Musings on, Art, Skinning, Computers, and the True meaning of Life. (AKA The Lego Theory)
The Last of the Default Drives
Published on May 8, 2005 By mormegil In Icons
Icon 86 (Removable Drive)

We have one last Default Drive type: the Removable Drive icon. This used to be used most often for Zip Drives, Jazz Drives and the like. These days it is most commonly used to represent USB Drives, and most common of these are Thumb drives.  So I decided to go with that for our icon today.

I did not want to use some a real Thumb drive. Instead I am just going to make something up that will match the rest of our Icon-A-Day drive icons.  Off we go.
 
Step 1:

It is going to be a bit hard make this look good, since Thumb drives are usually longer than wide, and will be a bit thin to fill the Square icon. As always I start with some rectangles to start shaping our drive.

Step 2:

Once I have my forced perspective working I start with the USB Connection, using some mesh fills to give it a metallic look.

Step 3:

Now I give the connections some detail, the contacts inside the plug, and two "holes" in the plug.

 
Step 4:

Now we go back to our Mesh Tool and start giving the body of the drive some detail, bevels, and changes in the grey as we have used in the rest of our drives and hardware.

Step 5:

Now we give the drive body a brush texture with our Interactive Transparency Techniques.

Step 6:

To make sure this icon matches, we give the metal body of the icon a nice gloss.

Step 7:

Now we need our standard
Reflection.

Step 8:

Last we give the drive a nice
Shadow.
Finished Icon Image.
 





Click here to download the finished icon.
 

That brings us to the end of our standard Drive icons, but I still want to do a few more Bonus Drive icons. I also want to use these on my Mac so I am going to make sure we included all the CD and DVD types. I think we will try and take care of those next.

Read the other Icon-A-Day Articles:
(Icon-A-Day Index)

Check out the CorelDRAW for Skinner Index, for links to all the related Video Tutorials.

And don't forget to check for all the Icon-A-Day icons as they get made, in the
Miscellaneous Icons Gallery at Wincustomize.com
All Images and Text in this tutorial are © Paul Boyer, and may not be reused without written permission.


Comments
on May 08, 2005
Excellent one, Paul.

BTW - I found a solution to my earlier trimming questions. I used the shaping docker > selected "Target Object" as the object to keep > trimmed the offset shape by clicking on it after clicking trim. This seemed to fix my dilemma of "How on earth do I trim to get that look?" - at least it looks similar to the glassy depth effect in the default file (uh, at least it looks right).

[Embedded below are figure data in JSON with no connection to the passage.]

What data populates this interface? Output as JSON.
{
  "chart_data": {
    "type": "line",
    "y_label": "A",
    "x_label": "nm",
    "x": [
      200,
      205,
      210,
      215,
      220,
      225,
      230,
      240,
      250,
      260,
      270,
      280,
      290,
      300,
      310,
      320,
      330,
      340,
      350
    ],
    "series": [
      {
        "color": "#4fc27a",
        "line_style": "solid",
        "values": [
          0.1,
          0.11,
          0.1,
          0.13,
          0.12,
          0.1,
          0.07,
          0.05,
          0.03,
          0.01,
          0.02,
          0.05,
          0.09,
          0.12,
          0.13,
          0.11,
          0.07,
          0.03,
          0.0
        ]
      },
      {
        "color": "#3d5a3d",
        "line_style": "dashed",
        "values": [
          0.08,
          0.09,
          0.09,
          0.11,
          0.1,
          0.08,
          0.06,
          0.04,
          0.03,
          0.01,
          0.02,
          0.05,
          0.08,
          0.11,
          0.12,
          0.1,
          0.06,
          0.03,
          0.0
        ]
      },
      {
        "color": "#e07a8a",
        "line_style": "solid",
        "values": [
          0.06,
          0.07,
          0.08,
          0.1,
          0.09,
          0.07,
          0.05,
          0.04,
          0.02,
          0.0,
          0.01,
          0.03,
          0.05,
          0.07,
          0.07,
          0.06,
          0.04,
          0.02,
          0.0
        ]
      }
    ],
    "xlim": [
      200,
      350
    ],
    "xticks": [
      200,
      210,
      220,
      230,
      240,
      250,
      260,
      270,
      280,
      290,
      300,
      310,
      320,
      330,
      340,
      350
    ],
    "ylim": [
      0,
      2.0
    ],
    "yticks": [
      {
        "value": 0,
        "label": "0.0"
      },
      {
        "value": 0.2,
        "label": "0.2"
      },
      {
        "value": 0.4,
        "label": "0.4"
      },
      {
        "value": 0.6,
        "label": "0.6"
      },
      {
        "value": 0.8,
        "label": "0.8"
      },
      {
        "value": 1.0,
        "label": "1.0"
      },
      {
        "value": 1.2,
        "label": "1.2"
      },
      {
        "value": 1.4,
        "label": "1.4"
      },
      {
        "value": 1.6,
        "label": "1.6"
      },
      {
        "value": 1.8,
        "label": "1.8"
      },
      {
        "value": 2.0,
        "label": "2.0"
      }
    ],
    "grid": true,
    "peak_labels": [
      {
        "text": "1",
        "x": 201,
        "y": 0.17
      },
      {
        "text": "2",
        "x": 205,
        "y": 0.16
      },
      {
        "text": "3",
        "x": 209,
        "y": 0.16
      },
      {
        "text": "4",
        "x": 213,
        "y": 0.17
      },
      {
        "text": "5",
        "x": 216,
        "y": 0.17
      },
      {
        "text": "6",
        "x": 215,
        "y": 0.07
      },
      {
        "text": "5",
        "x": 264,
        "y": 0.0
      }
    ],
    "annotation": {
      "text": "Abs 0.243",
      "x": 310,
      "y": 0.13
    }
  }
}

Took me long enough to figure that one out - eh?

I now think I can begin to tackle a full package with some reasonable skills in CDraw (that glass/silica thing was driving me crazy).

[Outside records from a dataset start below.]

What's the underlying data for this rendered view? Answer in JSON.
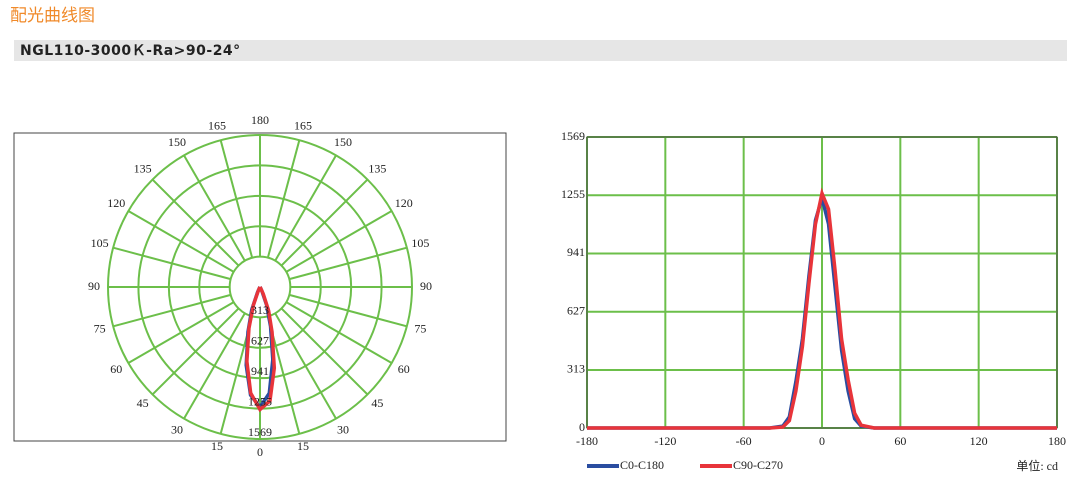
{
  "header": {
    "title": "配光曲线图",
    "model": "NGL110-3000Ｋ-Ra>90-24°"
  },
  "chart_data": [
    {
      "type": "polar",
      "angle_ticks": [
        0,
        15,
        30,
        45,
        60,
        75,
        90,
        105,
        120,
        135,
        150,
        165,
        180
      ],
      "rlim": [
        0,
        1569
      ],
      "rticks": [
        313,
        627,
        941,
        1255,
        1569
      ],
      "grid_color": "#6cbf4a",
      "series": [
        {
          "color": "#2a4da0",
          "x": [
            -180,
            -90,
            -40,
            -30,
            -25,
            -20,
            -15,
            -10,
            -5,
            0,
            5,
            10,
            15,
            20,
            25,
            30,
            40,
            90,
            180
          ],
          "values": [
            0,
            0,
            0,
            10,
            60,
            250,
            480,
            820,
            1120,
            1240,
            1100,
            760,
            420,
            200,
            50,
            10,
            0,
            0,
            0
          ]
        },
        {
          "color": "#e8343a",
          "x": [
            -180,
            -90,
            -40,
            -30,
            -25,
            -20,
            -15,
            -10,
            -5,
            0,
            5,
            10,
            15,
            20,
            25,
            30,
            40,
            90,
            180
          ],
          "values": [
            0,
            0,
            0,
            5,
            40,
            200,
            440,
            780,
            1100,
            1265,
            1180,
            850,
            480,
            260,
            80,
            15,
            0,
            0,
            0
          ]
        }
      ]
    },
    {
      "type": "line",
      "xlim": [
        -180,
        180
      ],
      "xticks": [
        -180,
        -120,
        -60,
        0,
        60,
        120,
        180
      ],
      "ylim": [
        0,
        1569
      ],
      "yticks": [
        0,
        313,
        627,
        941,
        1255,
        1569
      ],
      "grid": true,
      "grid_color": "#6cbf4a",
      "annotation": "单位: cd",
      "series": [
        {
          "name": "C0-C180",
          "color": "#2a4da0",
          "x": [
            -180,
            -90,
            -40,
            -30,
            -25,
            -20,
            -15,
            -10,
            -5,
            0,
            5,
            10,
            15,
            20,
            25,
            30,
            40,
            90,
            180
          ],
          "values": [
            0,
            0,
            0,
            10,
            60,
            250,
            480,
            820,
            1120,
            1240,
            1100,
            760,
            420,
            200,
            50,
            10,
            0,
            0,
            0
          ]
        },
        {
          "name": "C90-C270",
          "color": "#e8343a",
          "x": [
            -180,
            -90,
            -40,
            -30,
            -25,
            -20,
            -15,
            -10,
            -5,
            0,
            5,
            10,
            15,
            20,
            25,
            30,
            40,
            90,
            180
          ],
          "values": [
            0,
            0,
            0,
            5,
            40,
            200,
            440,
            780,
            1100,
            1265,
            1180,
            850,
            480,
            260,
            80,
            15,
            0,
            0,
            0
          ]
        }
      ]
    }
  ]
}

Thanks again for all your time and effort, looking forward to the balance of pack (and of course whatever purchasable goodies you may have up your sleeve for the future).
on May 08, 2005
Cool!

I got stuck on the first step.

Meowy blushes
on May 08, 2005
Ooh, how I wish I had CorelDRAW... I guess I'll be saving up for it after I buy my Creative Zen Micro... and about 1,000,000 songs from MSN.